Here are some tips for starting the conversation with someone who does not have significant cognitive decline.

  1. Before having the conversation, think about all of the reasons they may not want to move. Then determine if you can find solutions for some of their concerns. For example, if they are concerned about meeting people or about how their routine will change, give some thought to how you might be able to assist them with this. Anticipating their concerns prior to talking to your aging relative may help you be more relaxed and more emotionally present when talking to them.

  2. When you do decide to talk with them, begin by acknowledging how difficult the conversation is for both of you. As appropriate, acknowledge their concerns about moving right from the start. For example, you may say something like, “Mom, I know you have lived in this house for 40 years and you have loved living here, so I know that thinking about living anywhere else is probably very, very difficult. And I want you to know that this conversation is difficult for me to have, too. Because I know that talking about change always brings up mixed emotions.”
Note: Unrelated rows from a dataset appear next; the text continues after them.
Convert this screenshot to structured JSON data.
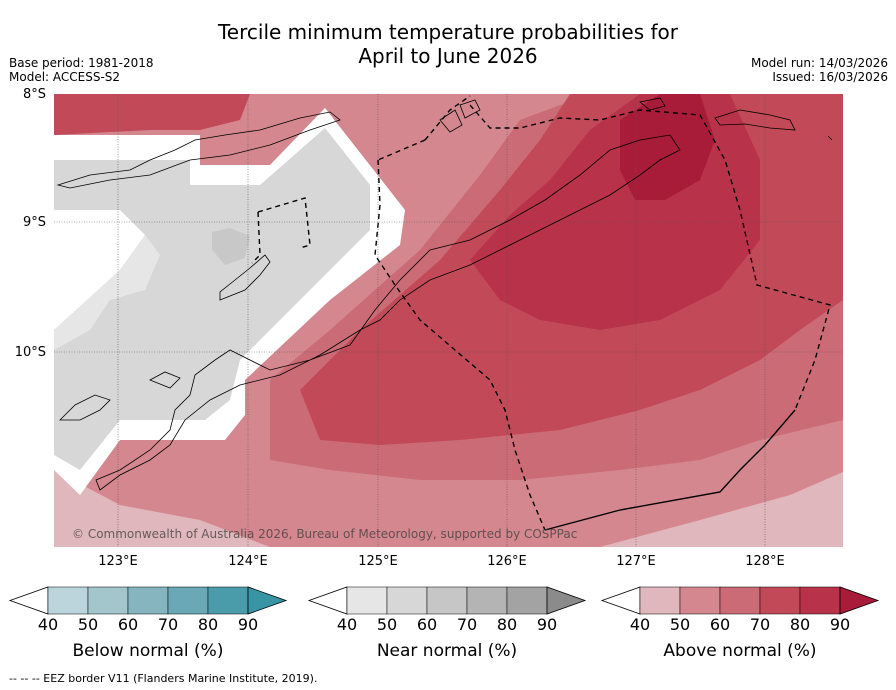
{
  "title": {
    "line1": "Tercile minimum temperature probabilities for",
    "line2": "April to June 2026"
  },
  "meta_left": {
    "base_period": "Base period: 1981-2018",
    "model": "Model: ACCESS-S2"
  },
  "meta_right": {
    "model_run": "Model run: 14/03/2026",
    "issued": "Issued: 16/03/2026"
  },
  "map": {
    "lat_labels": [
      "8°S",
      "9°S",
      "10°S"
    ],
    "lon_labels": [
      "123°E",
      "124°E",
      "125°E",
      "126°E",
      "127°E",
      "128°E"
    ],
    "copyright": "© Commonwealth of Australia 2026, Bureau of Meteorology, supported by COSPPac",
    "colors": {
      "above_40": "#e0b7bc",
      "above_50": "#d4878f",
      "above_60": "#cb6b76",
      "above_70": "#c24a58",
      "above_80": "#b83249",
      "above_90": "#a81c3a",
      "near_50": "#d7d7d7",
      "near_60": "#c8c8c8",
      "near_40": "#e6e6e6"
    }
  },
  "colorbars": [
    {
      "label": "Below normal (%)",
      "ticks": [
        "40",
        "50",
        "60",
        "70",
        "80",
        "90"
      ],
      "colors": [
        "#ffffff",
        "#bcd5dc",
        "#a3c5cc",
        "#86b5c0",
        "#6aa8b5",
        "#4b9cab",
        "#3795a6"
      ]
    },
    {
      "label": "Near normal (%)",
      "ticks": [
        "40",
        "50",
        "60",
        "70",
        "80",
        "90"
      ],
      "colors": [
        "#ffffff",
        "#e6e6e6",
        "#d7d7d7",
        "#c6c6c6",
        "#b4b4b4",
        "#a3a3a3",
        "#8b8b8b"
      ]
    },
    {
      "label": "Above normal (%)",
      "ticks": [
        "40",
        "50",
        "60",
        "70",
        "80",
        "90"
      ],
      "colors": [
        "#ffffff",
        "#e0b7bc",
        "#d4878f",
        "#cb6b76",
        "#c24a58",
        "#b83249",
        "#a81c3a"
      ]
    }
  ],
  "eez_note": "--  --  -- EEZ border V11 (Flanders Marine Institute, 2019)."
}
  3. Then explain why you think it is such an important conversation to have. Again, you might say something like, “even though it is very hard for both of us to talk about the possibility of you moving, I really think it is important we do so now because I am starting to worry about your safety in this house given your recent falls.”

  4. Reassure them that your number one goal is their happiness and their safety; you are not trying to take over their lives. Saying something like, “my goal is to help you maintain your independence and freedom; and sometimes a move actually increases people’s freedom,” can help to ease their concern. You might want to share an example of someone who moved and experienced an increase in freedom. Personally, I know countless examples of this. Recently I was chatting with a man who, along with his wife, had decided to sell their home of 30 years and move into assisted living. He told me that now that they are free from the responsibilities of cooking and maintaining their home, they are doing more of the things they enjoy and spending more time with friends.

  5. Ask them for their concerns about moving and help them come up with solutions that would work for them. Or, tell them the things you were wondering if they were concerned about and share your thoughts about how you might help them resolve these concerns. This will demonstrate that you truly are thinking about this from their viewpoint.

  6. Remember to be gentle, to frame the situation from their perspective, and to avoid trying to prove them wrong or prove why they “have to” move. Think about how you would feel if someone approached you that way. Remember, the goal is for them to feel in control of their lives and for you to support their independence. The most important part of this conversation is tone of voice and body language. Even if you say all of the right words but your tone conveys that you are trying to push them into a decision, they will respond to your tone rather than your words.


Although these conversations can be challenging, with a little preparation and a respectful and compassionate perspective, you may find that your aging relative is grateful for the opportunity to think through what is best for them with someone who they trust and who they know has their best interest at heart.